I wonder how many NEEDED physicians, these clowns (Board of Medical Examiners) will get rid of with this bill! Politics and medicine should not be mixed! Sad to say, politics is everywhere. Nothing like medicine by committee!

Fri, 02/05/2010 - 1:46pm Permalink
Rhubarb Koznowski (not verified)

Possibly the large increase in legal prescription requests occurred because users were finally no longer afraid to "come out of the closet" following the state ruling. For more on Obama's "changes" see the article in this site about the increase in drug enforcement spending proposed by his administration...
I was considering moving back to Colorado, but the do-gooders seem to discourage me.
The political money machine at work.

"He who joyfully marches in rank and file
has already earned my contempt.
He has been given a large brain by mistake,
since for him the spinal cord would suffice." -- Albert Einstein

Sat, 02/06/2010 - 10:50am Permalink
Jean Boyd (not verified)

Here is proof that the "powers that be" are not at all concerned with the health and safety of all concerned. Looks like a last minute deal (after the medical marijuana numbers rose sharply) to keep medical marijuana use at bay.

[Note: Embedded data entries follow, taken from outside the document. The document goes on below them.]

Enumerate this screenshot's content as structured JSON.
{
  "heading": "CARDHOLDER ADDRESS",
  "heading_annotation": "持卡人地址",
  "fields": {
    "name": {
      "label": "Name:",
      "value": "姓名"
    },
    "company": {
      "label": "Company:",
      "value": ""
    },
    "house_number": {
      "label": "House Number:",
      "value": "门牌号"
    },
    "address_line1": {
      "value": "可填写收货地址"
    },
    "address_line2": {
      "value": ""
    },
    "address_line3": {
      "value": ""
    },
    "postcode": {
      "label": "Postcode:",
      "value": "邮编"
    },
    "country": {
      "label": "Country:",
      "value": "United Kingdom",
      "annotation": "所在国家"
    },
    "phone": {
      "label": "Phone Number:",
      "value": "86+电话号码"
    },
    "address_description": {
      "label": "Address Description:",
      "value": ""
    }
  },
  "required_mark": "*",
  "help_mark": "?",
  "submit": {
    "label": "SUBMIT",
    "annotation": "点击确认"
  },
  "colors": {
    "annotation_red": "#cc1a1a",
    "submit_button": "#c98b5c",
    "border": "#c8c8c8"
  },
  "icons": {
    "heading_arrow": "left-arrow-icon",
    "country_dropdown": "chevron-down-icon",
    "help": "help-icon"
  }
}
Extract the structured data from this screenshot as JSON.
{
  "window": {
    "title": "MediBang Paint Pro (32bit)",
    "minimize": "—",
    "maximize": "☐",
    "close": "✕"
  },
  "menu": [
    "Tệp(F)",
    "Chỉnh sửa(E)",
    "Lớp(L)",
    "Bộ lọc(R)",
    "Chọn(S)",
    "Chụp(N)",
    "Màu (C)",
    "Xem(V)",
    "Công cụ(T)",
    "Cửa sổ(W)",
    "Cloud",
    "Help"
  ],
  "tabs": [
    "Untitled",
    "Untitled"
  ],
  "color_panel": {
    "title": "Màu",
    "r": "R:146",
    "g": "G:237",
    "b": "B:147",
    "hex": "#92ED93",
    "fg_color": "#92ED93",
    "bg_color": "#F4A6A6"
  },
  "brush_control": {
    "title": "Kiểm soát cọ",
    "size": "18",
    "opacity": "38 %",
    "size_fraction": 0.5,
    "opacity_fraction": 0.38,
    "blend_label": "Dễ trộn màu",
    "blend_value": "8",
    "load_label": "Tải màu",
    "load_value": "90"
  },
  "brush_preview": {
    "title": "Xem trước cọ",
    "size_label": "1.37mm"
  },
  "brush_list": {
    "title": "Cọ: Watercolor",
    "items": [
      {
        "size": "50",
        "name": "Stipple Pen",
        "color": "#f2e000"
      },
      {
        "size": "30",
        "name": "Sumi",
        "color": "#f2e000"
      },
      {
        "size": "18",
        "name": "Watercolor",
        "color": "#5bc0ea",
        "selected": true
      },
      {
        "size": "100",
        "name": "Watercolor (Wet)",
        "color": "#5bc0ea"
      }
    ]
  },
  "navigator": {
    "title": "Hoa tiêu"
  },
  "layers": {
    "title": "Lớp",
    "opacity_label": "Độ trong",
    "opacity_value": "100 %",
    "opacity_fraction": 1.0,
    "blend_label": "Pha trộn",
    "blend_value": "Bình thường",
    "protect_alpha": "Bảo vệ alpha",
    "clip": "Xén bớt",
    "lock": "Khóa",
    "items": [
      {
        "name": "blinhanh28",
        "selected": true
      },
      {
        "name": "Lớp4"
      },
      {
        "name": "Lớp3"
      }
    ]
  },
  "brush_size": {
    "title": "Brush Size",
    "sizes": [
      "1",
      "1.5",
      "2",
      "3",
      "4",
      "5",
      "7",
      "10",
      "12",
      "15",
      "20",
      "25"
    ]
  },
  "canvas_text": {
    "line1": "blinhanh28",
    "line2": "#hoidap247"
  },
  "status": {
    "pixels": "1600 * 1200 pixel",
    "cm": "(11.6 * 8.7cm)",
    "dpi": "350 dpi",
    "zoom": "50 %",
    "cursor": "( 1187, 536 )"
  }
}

If people are using M.M, then they are probably not relying on "mainstream allopathic medicines". Since the government is in cahoots with the pharmaceutical industry as well as the American Medical Association, they will do anything to keep marijuana use down. As far as legalizing marijuana, the same is true. If it is legal, it interferes with the war on drugs. Actually cancels it. Once people know this, they will stand up for what is ethically correct, hopefully. The real power is with the people.